We had our Etchells fleet party tonight. Besides the class dues and the election of officers and the eating and drinking we had awards and some roasting of various fleet members. Last year my co-owner and I were new to boat ownership and had no end of troubles with our rigging on the Hooked on Tonics. Halyards broke or went up the mast two or three times, and we had a problem with our forestay right when we launched the boat. So we got very good at taking our mast down and re-running halyards. It's a complicated job, and it felt like we were always doing it last summer. The silver lining is that I really do feel a kind of mastery of the rig and its repairs that I didn't have before.
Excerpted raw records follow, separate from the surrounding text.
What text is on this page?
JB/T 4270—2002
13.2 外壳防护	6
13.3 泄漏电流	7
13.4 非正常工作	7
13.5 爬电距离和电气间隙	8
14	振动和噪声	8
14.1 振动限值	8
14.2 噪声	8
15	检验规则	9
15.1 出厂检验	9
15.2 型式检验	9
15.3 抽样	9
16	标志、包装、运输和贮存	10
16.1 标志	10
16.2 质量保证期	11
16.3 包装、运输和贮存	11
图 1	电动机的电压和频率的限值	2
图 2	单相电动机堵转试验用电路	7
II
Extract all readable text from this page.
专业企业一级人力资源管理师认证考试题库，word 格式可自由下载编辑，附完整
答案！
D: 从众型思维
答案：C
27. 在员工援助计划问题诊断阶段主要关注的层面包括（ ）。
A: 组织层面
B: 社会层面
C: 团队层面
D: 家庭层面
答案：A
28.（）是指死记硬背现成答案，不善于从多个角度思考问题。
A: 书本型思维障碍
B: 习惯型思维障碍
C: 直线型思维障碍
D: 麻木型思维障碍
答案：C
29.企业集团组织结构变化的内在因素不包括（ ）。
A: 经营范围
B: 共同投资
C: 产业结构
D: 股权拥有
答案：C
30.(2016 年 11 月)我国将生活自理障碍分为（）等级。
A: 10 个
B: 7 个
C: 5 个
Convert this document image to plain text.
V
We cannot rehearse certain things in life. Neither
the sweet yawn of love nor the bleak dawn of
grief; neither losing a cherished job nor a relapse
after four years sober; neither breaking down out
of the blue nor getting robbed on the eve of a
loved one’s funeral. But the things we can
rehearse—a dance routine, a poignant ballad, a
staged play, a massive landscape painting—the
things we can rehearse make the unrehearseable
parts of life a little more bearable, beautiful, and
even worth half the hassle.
The mast is a metal cylinder, about forty feet long. It has lines running inside it that come out through small openings at the top and the bottom; these halyards are what you pull on to raise or lower the sails. There are some partitions within the metal cylinder separating some lines from others, and there are some bolts and dividers in there to maintain rigidity in the mast itself. Basically it is a 40 foot long black box, with small slots at each end. Somehow you are supposed to feed a floppy line into a slot at one end and then manage to pull it out the slot at the other end. So when a halyard gets stuck inside it is a production to get it out -- it can get tangled up on other lines or on bolts or partitions inside this cylinder that you can neither see nor get to. Lots of contortionist moves, peering with a flashlight, groping around with a coathanger or whatever you can get, and patient rotation of the mast and attempts to disentangle the invisible knot, are required. One ingredient we came to rely on was an electrician's snake -- a long and semi-rigid length of wire that is used by electricians to run electrical wires behind walls over long distances. This guy Dave in our fleet had a snake and we Hooked On Tonics girls were forever calling him to borrow the snake so we could fix one or another of the problems with our rig. He was eager to help and we were effusive in our praise and thanks for his willingness to lend us his snake. His wife was none too pleased when we were always calling and leaving messages on his machine requesting her husband's snake, and going on about how we really couldn't live without it, nothing else was long enough or stiff enough to do the job. You can see where this is going. It became a big joke around the fleet.
Anyway, we got our very own snake tonight, to do with as we will. (And this year, we will NOT have the same rigging troubles, so we won't need to use it hardly at all.) I'm feeling like a well-equipped gal. Give me a call if you need to borrow a snake.